45 000 soldats engagés
Au moment des faits, l'ex-Premier ministre avait choisi de soutenir l'intervention chapeautée par les Etats-Unis, sous couvert d'une résolution de l'ONU qui visait à contraindre l'Irak à coopérer avec la communauté internationale dans le domaine du désarmement. Mais, même si le texte «institue un régime d'inspection renforcé » (résolution 1441) dans le pays, il n'autorisait pas pour autant, d'après Michael Wood, l'emploi de la force. Le témoignage de Tony Blair devant la commission d'enquête chargée de faire la lumière sur les raisons qui ont poussé à l'entrée en guerre du pays ne devrait pas créer la surprise. En effet, le mois dernier, l'ex-chef du gouvernement a pris les devants en s'exprimant sur la BBC. «Nous étions convaincus que Saddam Hussein possédait des armes de destruction massive (ADM)», a-il argué avant de se contredire en avouant que, même sans cette menace, il «aurait continué à penser qu'il était juste de le renverser».

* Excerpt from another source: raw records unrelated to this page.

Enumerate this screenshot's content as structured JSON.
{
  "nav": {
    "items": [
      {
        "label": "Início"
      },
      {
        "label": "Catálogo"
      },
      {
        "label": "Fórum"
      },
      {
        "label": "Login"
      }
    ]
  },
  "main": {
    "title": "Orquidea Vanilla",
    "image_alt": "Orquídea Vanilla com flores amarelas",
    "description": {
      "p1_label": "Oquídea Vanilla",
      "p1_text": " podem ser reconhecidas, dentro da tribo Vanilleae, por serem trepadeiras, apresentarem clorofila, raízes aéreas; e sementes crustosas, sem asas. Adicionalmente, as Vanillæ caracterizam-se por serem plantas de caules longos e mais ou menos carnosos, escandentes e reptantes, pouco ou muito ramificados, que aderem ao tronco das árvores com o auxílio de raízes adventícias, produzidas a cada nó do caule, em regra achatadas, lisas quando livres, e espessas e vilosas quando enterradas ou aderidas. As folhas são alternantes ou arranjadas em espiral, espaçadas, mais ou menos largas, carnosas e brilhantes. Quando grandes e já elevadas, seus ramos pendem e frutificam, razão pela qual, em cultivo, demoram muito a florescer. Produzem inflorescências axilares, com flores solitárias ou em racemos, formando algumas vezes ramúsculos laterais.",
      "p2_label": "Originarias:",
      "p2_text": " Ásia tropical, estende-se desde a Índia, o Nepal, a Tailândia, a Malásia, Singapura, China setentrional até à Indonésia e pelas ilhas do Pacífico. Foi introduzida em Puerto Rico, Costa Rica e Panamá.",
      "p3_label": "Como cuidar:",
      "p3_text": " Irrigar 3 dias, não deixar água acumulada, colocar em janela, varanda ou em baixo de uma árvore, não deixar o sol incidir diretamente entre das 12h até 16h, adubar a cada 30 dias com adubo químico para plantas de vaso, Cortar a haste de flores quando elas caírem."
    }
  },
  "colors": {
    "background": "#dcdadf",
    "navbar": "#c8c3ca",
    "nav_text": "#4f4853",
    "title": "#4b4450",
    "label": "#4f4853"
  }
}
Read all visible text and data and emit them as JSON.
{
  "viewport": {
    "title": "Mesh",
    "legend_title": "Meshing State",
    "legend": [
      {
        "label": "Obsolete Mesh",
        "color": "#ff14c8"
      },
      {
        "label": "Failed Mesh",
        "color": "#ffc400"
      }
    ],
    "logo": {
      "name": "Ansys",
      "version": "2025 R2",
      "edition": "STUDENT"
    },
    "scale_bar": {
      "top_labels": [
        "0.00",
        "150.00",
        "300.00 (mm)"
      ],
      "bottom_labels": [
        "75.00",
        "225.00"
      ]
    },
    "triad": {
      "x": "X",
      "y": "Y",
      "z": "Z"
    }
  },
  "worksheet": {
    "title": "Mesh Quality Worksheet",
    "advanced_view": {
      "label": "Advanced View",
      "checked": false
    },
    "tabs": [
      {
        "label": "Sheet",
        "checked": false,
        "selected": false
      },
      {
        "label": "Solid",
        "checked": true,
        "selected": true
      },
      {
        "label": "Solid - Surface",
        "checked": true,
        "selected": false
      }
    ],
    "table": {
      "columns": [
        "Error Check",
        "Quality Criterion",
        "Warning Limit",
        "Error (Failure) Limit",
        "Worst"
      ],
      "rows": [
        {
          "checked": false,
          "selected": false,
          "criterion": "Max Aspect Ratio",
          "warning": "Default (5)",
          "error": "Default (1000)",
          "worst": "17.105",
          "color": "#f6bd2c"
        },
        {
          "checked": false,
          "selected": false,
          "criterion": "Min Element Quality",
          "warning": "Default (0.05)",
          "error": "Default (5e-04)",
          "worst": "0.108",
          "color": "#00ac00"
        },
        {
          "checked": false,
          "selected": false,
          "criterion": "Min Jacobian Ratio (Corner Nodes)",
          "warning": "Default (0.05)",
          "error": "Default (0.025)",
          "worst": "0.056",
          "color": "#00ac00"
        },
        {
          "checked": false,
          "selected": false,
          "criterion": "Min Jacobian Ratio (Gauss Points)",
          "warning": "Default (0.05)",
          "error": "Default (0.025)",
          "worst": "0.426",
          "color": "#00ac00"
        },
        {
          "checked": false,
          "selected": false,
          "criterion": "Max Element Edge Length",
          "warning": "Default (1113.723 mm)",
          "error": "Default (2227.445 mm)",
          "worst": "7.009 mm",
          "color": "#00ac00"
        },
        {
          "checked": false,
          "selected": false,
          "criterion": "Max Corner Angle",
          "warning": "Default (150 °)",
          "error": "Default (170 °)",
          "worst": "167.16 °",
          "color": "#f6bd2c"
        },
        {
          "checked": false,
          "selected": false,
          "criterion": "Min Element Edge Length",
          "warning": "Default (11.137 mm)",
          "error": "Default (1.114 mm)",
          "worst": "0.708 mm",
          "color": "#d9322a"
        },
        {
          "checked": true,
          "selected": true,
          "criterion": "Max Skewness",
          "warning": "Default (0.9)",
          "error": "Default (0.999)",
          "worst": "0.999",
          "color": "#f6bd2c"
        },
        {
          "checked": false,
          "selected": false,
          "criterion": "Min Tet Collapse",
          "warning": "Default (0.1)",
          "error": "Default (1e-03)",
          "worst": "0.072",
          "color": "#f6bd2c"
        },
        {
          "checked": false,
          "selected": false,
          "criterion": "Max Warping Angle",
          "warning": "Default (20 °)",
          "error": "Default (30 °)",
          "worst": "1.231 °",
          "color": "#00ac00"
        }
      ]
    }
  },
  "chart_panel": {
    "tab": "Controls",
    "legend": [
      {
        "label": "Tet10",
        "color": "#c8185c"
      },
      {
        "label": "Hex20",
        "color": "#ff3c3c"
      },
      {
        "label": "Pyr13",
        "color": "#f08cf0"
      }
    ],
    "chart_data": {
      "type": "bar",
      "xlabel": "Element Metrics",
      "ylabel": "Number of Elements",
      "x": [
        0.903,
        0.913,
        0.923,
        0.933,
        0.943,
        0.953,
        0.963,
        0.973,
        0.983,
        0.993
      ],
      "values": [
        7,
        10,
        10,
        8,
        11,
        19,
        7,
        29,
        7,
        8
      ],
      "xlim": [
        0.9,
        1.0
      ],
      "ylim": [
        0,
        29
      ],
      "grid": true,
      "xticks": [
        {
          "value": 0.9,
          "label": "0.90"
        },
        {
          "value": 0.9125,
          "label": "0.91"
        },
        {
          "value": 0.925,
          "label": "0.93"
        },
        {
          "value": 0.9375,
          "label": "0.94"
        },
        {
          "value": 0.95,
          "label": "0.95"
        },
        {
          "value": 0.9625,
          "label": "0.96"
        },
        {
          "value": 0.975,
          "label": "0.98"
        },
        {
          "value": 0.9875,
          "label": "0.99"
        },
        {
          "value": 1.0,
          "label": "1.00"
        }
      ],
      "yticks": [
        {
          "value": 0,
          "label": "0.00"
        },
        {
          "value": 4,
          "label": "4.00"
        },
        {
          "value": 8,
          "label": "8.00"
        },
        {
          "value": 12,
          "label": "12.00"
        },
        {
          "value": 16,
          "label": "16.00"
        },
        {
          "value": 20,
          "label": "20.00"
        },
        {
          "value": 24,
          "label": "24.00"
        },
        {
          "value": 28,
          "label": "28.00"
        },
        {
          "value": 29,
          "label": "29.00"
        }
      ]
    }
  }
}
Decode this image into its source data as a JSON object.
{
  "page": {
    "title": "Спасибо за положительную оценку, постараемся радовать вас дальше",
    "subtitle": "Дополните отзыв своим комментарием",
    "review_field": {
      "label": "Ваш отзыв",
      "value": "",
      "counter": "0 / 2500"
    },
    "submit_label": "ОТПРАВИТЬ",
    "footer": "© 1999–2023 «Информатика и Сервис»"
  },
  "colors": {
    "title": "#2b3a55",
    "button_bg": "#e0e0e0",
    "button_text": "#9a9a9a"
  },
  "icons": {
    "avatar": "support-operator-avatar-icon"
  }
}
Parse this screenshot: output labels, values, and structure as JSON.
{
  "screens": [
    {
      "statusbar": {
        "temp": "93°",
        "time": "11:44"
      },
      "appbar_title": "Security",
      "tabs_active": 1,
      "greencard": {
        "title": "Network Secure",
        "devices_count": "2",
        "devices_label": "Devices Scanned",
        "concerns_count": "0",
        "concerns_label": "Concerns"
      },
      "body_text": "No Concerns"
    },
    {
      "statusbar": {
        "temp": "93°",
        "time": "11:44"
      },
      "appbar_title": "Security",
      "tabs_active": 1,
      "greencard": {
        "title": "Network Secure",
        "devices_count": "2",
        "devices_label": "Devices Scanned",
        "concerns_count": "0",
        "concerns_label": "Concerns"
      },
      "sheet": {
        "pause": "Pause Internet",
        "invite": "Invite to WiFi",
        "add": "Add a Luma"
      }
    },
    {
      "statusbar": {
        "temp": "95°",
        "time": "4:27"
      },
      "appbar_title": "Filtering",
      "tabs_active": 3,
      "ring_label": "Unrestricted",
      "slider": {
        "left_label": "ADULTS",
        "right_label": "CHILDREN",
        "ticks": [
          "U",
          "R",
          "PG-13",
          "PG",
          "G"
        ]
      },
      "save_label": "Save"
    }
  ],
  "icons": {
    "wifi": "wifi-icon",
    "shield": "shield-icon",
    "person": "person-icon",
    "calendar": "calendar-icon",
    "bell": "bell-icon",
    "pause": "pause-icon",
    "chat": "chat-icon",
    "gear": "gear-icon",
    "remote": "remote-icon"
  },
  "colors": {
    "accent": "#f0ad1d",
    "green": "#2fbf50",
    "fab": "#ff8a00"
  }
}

A l'issue du conflit, qui aura duré plusieurs années - il se poursuit toujours pour les forces américaines - et mobilisé 45 000 soldats britanniques, il a été prouvé que l'Irak ne détenait pas d'ADM. Jonathan Powell, un très proche collaborateur de l'ancien gouvernement, a nuancé le rôle tenu par Tony Blair. Selon lui, l'ancien locataire de Downing Street aurait préféré une solution diplomatique et il estime qu'il «n'était pas un va-t-en-guerre». Une position que ne partagent pas les militants pacifistes qui ont prévu de manifester toute la journée.